Mazziniano e democratico, partecipa all'intensa e vasta attività rivoluzionaria del padre e dei fratelli, nel 1848 con Cesare Rossaroll si arruola con i volontari di Cristina Belgioioso per la Lombardia dove combatte contro gli austriaci di Radetzky a Curtatone, Montanara e poi a Goito: qui per atti eroici durante il decisivo contrattacco che capovolse le sorti della battaglia è promosso sul campo al grado di Alfiere; è citato ancora nei fatti d'arme a Brescia.
Alla conclusione della campagna piemontese in Lombardia si dirige, al comando di Guglielmo Pepe, a Venezia dove ancora resiste la Repubblica di S. Marco; lì combatte alla famosa sortita di Mestre e all'estrema resistenza del Forte di Marghera , dove gli muore tra le braccia l'antico amico Cesare Rossaroll.
Persa Venezia, Enrico raggiunge Roma dove la Repubblica Romana è caduta, lì l'aspetta il fratello Ernesto che vi ha combattuto, ne porta a Laureana uno chassepot di Oudinot (inciso sulla canna Pio IX Tolosa fidelis); per la sua partecipazione alla I Guerra di Indipendenza è bandito per 4 anni mentre dei fratelli Gaetano è all'ergastolo alla Favignana ed Ernesto e Valerio in esilio in Piemonte.
Nel 1859 col padre Francescantonio e il fratello Pietro, che sarà membro del Governo Provvisorio, prepara la rivoluzione del 1860; è arrestato col padre perché in una perquisizione in casa s'eran trovati fucili, sciabole e coccarde tricolori.
È attivo nel Cilento, chiama alle armi e grazie alla notorietà politica dei del Mercato arruola ben 700 volontari inquadrati nel battaglione sotto il suo comando col grado di Maggiore, che con altri 3 costituiranno la Legione Salernitana, erede della Legione Italica, al comando del generale Fabrizi nell'esercito di Garibaldi.
Fa parte della dozzina di garibaldini (con Pietro e Gaetano)[1] che accompagnano la carrozza di Garibaldi da Salerno arrivando al Ponte della Maddalena e proseguendo fino al Palazzo Reale, prendendo possesso da soli di Napoli abbandonata dai Borboni.
Successivamente al comando del suo battaglione prende parte alla battaglia del Volturno contro l'esercito borbonico, durante la quale, sotto il comando di Nino Bixio ai Ponti della Valle di Maddaloni (cfr.) alla testa del suo battaglione nella brigata Fabrizi, accorre a rintuzzare con decisivi assalti alla baionetta la fortissima controffensiva borbonica che aveva rotto le file garibaldine e rischiato di capovolgere l'esito della guerra.

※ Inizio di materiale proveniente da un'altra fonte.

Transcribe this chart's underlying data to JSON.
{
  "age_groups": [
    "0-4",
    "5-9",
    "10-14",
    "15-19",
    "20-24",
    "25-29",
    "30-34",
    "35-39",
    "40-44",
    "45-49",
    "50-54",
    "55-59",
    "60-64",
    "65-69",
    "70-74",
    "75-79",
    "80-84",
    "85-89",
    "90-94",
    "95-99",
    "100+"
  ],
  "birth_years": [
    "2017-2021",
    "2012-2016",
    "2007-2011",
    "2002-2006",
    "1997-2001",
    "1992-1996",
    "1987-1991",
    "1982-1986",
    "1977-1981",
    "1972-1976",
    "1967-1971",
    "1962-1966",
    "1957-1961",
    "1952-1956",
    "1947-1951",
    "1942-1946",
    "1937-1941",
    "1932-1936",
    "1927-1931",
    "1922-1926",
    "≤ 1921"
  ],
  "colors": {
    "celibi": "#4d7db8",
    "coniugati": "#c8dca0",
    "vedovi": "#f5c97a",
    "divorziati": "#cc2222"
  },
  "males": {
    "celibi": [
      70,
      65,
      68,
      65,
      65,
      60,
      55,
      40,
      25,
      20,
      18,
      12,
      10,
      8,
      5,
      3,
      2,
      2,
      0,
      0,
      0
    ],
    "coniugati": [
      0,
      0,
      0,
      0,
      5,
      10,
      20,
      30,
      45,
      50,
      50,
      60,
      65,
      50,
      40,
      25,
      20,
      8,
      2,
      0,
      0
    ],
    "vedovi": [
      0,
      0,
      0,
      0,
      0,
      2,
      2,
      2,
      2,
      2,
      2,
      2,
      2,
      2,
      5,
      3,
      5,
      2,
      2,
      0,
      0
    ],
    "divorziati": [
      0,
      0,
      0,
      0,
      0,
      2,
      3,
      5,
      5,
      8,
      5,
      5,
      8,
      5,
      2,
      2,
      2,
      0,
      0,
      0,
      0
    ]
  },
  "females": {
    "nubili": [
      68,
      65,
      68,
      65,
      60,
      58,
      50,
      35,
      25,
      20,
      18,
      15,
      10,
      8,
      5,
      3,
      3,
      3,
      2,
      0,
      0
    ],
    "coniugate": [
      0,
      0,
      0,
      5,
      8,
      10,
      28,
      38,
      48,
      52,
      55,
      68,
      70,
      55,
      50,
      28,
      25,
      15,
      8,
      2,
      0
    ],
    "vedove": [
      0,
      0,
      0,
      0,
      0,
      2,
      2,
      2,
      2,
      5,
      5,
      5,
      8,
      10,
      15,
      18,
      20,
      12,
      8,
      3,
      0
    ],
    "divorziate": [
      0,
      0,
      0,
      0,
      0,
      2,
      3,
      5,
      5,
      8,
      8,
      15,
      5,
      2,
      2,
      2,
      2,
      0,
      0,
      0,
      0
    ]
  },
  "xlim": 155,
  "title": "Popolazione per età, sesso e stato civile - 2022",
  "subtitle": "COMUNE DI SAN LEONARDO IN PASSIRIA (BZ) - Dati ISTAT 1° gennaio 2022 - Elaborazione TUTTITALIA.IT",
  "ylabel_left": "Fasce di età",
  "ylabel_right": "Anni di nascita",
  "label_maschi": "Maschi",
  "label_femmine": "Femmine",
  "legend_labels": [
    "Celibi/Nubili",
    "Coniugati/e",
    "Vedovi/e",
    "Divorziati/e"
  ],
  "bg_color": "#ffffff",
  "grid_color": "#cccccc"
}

Del pari notevole il suo ruolo nell'assedio di Capua tanto che finita la guerra gli viene affidato dal gen. Fabrizi il comando della Piazzaforte di Castellammare, delicata per la presenza dei Cantieri Navali, di molte maestranze operaie e possibili rivolte antiunitarie.
Tornato a Laureana rifiuta ogni privilegio offertogli per il suo grande contributo alla causa unitaria (sua la frase "non abbiamo fatta l'Italia per mangiarla"), financo il grado di colonnello nel Regio Esercito.
Col grado di Maggiore della Guardia Nazionale comanda il Circondario cilentano e conduce una forte lotta nei confronti del brigantaggio locale contro i contadini, che preferivano arrendersi a lui evitando la fucilazione sommaria da parte di bersaglieri e carabinieri; così il famoso Mìnico Nìuro (Domenico Nigro) si consegnò a lui purché fosse andato solo, così costrinse altri a liberare prigionieri e restituire beni, così da solo trattò con un gruppo di briganti che andarono a costituirsi nel suo palazzo.
Fu per molti anni sindaco di Laureana, cui donò vari terreni. In suo onore fu costituita la Società di Mutuo Soccorso Enrico del Mercato, società che erano associazioni repubblicane e socialiste.